Among the first location data brokers to be publicly criticized by the Federal Trade Commission for allegedly selling sensitive reproductive health data is Kochava, Inc. In a lawsuit filed by the adtech company this week, Kochava has asked a federal court to intervene and stop the FTC. of an alleged overrun.

Kochava’s complaint revealed for the first time how the FTC could act to prevent consumer data from being used to support abortion lawsuits afterdeer America. In it, Kochava described a proposed FTC complaint against Kochava that alleges that the company’s data collection practices allow third parties and malicious actors to track users’ sensitive location data. The FTC suggests that mobile phone users were not reasonably informed that they were sharing this data with Kochava, making the practice unfair or deceptive and allegedly in violation of the Federal Trade Commission Act.

In a statement to Ars, Kochava defended its data collection practices: “Kochava operates consistently and proactively in compliance with all rules and laws, including those specific to privacy. Nonetheless, Kochava has been threatened by the FTC with a lawsuit and proposed settlement, the merits of which are not accurate. This is a manipulative attempt by the FTC to give the impression that it is protecting consumer privacy despite being based on completely false pretenses. Suing the FTC to block his lawsuit, Kochava noted in his complaint that the FTC has up to 60 days — by mid-October — to respond to a court summons.

What would Kochava have done?

According to his company’s website, Kochava is the “largest independent data marketplace for connected devices.” Based in Idaho, Kochava’s primary business is designing application development tools to track, organize, and visualize marketing data, often buying and selling data from third-party mobile devices to its customers as part of marketing data. a side business called Kochava Collective.

The FTC alleges that Kochava customers can “license premium data,” which it says dangerously includes “the precise location of a consumer’s mobile device,” sharing “time-stamped latitude and longitude coordinates.” indicating the location of mobile devices”. According to the FTC, this could allow malicious actors, law enforcement, or anyone with access to track consumers visiting sensitive locations such as “therapists’ offices, drug rehabilitation centers, medical facilities, and clinics.” reproductive health for women”.

The FTC alleged that Kochava’s data collection methods are “unfair or deceptive acts or practices in or affecting commerce” because “they cause or are likely to cause substantial harm to consumers that consumers do not can reasonably avoid themselves”. The FTC law applies because there is no critical or universal benefit to consumers or the competitive marketplace from collecting sensitive data.

Kochava says in its complaint that the FTC is wrong and does not understand their technology, saying it already uses “technical controls to prohibit its customers from identifying consumers or tracking” third-party users in sensitive locations. The company says the lawsuit is a waste of time, primarily because the “FTC has yet to issue a rule or statement with legal force and effect outlining the specific geolocation data practices it believes” have power. to prohibit or allow.

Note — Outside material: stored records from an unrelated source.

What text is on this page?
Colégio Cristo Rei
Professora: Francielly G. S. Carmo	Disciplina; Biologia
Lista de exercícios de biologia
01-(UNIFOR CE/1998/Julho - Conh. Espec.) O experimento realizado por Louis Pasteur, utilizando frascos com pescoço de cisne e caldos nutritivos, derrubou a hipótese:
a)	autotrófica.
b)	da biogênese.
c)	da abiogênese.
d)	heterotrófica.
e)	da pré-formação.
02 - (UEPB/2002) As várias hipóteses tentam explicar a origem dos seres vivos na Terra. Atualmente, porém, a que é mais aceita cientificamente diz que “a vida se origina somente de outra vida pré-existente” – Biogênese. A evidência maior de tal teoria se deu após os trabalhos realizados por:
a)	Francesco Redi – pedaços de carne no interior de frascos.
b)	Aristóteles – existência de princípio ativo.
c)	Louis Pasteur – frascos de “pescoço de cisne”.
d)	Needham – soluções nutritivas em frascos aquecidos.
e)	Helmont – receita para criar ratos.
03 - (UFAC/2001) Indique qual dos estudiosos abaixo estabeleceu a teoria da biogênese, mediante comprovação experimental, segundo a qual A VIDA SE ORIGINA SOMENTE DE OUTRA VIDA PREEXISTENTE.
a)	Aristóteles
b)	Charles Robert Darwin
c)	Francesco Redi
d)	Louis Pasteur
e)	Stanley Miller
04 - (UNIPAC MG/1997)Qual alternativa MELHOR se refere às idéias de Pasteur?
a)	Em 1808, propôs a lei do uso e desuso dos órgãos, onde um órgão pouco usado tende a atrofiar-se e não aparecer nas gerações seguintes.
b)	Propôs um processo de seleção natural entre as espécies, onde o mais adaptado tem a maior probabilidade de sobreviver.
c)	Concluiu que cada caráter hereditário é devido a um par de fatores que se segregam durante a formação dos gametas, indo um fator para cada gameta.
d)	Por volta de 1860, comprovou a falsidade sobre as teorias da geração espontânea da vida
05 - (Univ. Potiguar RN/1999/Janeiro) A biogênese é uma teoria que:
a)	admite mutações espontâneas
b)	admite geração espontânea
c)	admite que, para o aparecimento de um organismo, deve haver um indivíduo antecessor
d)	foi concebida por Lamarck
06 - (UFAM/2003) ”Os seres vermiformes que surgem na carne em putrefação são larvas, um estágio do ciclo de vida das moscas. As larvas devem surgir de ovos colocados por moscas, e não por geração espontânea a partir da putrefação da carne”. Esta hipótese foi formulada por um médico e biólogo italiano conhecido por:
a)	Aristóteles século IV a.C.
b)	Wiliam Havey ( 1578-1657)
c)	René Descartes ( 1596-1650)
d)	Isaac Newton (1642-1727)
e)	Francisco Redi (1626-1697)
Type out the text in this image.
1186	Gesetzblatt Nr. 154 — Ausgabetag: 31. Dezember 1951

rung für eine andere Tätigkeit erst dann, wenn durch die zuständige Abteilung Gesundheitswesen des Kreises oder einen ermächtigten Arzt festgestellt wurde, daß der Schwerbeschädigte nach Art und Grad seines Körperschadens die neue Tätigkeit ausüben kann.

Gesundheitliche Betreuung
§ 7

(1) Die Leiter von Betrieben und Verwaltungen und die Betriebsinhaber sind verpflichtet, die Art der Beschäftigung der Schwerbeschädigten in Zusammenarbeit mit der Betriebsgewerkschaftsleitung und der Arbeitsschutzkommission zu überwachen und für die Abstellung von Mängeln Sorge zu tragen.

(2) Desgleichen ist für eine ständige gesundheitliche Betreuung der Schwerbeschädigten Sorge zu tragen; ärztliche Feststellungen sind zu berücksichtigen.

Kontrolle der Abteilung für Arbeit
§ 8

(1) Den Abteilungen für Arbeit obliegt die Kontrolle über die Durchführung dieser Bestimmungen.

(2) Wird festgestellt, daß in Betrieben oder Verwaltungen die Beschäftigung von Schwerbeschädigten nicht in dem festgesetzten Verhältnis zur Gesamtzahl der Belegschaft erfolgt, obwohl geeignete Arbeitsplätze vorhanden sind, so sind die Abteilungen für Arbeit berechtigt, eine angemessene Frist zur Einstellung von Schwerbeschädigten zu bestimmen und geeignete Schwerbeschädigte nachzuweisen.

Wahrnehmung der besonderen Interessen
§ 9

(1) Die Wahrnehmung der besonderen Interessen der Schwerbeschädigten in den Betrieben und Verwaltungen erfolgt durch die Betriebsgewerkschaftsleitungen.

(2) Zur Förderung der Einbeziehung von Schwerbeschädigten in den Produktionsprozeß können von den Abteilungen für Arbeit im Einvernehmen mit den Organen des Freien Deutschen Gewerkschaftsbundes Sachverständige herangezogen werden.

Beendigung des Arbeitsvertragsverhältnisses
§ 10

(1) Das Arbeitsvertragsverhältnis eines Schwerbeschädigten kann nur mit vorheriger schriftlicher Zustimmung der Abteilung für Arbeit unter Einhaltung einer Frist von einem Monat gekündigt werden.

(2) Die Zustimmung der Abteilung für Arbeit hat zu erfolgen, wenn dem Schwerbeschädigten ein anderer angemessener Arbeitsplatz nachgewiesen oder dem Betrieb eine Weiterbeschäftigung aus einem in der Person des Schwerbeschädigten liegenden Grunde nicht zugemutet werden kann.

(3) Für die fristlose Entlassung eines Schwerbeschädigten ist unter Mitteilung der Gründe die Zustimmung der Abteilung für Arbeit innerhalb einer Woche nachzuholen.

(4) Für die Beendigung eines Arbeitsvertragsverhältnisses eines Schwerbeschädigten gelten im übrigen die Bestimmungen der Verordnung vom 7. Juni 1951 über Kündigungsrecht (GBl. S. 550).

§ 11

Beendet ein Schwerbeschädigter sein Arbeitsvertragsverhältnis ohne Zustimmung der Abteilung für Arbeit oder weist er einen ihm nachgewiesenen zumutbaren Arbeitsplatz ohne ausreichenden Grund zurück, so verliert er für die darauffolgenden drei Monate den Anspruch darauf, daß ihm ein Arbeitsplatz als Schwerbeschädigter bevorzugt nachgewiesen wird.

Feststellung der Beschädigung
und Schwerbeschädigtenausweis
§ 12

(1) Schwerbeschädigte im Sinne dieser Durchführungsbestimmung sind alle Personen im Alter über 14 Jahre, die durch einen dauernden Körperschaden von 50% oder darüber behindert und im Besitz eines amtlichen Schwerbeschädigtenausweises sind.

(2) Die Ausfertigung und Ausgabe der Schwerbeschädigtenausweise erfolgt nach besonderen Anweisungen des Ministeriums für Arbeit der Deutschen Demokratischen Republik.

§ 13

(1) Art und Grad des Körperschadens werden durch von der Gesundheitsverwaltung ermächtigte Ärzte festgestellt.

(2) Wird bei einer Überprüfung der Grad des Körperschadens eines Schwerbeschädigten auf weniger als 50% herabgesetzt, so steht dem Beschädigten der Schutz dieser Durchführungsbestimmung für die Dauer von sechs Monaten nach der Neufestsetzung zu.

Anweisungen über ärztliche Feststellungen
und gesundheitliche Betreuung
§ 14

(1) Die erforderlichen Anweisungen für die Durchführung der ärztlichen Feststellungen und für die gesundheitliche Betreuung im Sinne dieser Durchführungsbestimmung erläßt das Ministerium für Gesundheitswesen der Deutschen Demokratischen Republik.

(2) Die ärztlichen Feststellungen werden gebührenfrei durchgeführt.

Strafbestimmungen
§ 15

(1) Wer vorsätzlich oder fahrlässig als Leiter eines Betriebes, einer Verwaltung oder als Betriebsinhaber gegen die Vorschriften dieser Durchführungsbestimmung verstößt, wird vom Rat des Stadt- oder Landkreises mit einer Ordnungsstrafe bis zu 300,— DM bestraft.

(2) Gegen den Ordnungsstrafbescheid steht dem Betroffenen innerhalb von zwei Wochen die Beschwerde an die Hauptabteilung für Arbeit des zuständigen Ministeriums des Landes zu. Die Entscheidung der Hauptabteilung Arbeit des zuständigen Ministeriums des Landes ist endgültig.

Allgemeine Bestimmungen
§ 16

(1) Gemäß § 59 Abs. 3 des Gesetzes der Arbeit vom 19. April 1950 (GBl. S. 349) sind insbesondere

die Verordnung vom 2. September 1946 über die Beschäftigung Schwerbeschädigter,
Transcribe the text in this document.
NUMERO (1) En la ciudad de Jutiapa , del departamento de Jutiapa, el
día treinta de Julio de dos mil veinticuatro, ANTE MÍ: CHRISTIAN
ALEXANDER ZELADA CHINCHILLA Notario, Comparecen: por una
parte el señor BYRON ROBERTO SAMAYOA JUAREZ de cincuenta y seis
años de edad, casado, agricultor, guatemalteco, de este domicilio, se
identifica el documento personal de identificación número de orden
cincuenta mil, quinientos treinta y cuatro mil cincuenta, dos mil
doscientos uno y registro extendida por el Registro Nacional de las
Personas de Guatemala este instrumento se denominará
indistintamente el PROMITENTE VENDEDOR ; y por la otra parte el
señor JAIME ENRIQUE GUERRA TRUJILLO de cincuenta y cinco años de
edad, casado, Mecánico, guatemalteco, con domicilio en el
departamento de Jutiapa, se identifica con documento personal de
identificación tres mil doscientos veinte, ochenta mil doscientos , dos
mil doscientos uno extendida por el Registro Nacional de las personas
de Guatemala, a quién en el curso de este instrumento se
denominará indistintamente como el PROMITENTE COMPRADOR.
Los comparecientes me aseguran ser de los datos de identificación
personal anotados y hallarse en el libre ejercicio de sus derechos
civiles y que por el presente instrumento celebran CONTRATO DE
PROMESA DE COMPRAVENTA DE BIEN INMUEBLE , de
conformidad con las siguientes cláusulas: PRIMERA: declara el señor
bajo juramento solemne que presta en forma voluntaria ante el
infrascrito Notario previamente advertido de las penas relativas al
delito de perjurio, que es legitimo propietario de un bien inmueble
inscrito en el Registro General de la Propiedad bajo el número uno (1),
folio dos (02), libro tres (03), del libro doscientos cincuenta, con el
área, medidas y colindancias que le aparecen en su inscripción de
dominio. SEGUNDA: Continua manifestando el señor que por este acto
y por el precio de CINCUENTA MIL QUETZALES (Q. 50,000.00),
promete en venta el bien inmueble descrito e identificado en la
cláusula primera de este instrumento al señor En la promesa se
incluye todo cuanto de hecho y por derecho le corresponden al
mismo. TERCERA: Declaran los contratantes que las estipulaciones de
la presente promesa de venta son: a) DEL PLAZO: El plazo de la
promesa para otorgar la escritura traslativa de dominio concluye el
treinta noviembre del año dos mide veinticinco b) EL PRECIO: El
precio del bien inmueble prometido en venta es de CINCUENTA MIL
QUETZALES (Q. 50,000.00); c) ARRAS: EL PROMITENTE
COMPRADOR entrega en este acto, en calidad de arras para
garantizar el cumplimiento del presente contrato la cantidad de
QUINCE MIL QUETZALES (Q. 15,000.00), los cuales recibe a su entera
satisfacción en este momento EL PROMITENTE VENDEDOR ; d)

Without this specific regulation, the FTC makes it difficult for companies to comply with the law, suggests Kochava.

Kochava also says allowing the FTC to bind the adtech company in a lengthy legal proceeding would inflict “irreparable and significant harm on Kochava.”

The FTC declined Ars’ request for comment.

Is the FTC going too far?

Kochava says in his complaint that the FTC sent his proposed complaint around July or August. Shortly after, the company announced a new policy that would apparently address the FTC’s complaint by installing what it calls a “privacy block” that “removes health services location data from the Kochava Collective market.” . The feature is used whether or not users consent to data sharing, and it also allows anyone in the healthcare industry to sign up to block their location.

In a press release, Kochava Collective chief executive Brian Cox suggested that Kochava is now ahead of U.S. regulators in building a much-needed “health service location blocklist” that gives the prioritizing user privacy by empowering to protect all staff and patients. in the hands of the health services industry.

“We believe it is important for the industry to be proactive and collaborate on a unified block list of health service locations,” Cox wrote, noting that “there is no federal or baseline regulation federal data repository that lists these locations to protect consumer privacy”.

A spokesperson for Kochava declined to tell Ars whether the “Privacy Block” feature was motivated by the FTC’s proposed lawsuit or already underway.

However, because Kochava has changed his ways, the complaint urges the federal court to agree that the FTC does not have the authority to “seek an injunction for past conduct that has ceased, in the absence of evidence that it is capable of reproducing”. Kochava also asked the court to consider the “fundamental disagreements” over the interpretation of FTC law that forms much of the basis of the FTC’s proposed complaint. Kochava alleges that the FTC’s proposed lawsuit would be an improper application of FTC law, which it says does not specify how its data collection practices are “unfair” or “deceptive.” Kochava also suggests that his due process rights have been violated by presidential excess urging the FTC to pursue such lawsuits in the absence of explicit legislation regulating the collection of health data.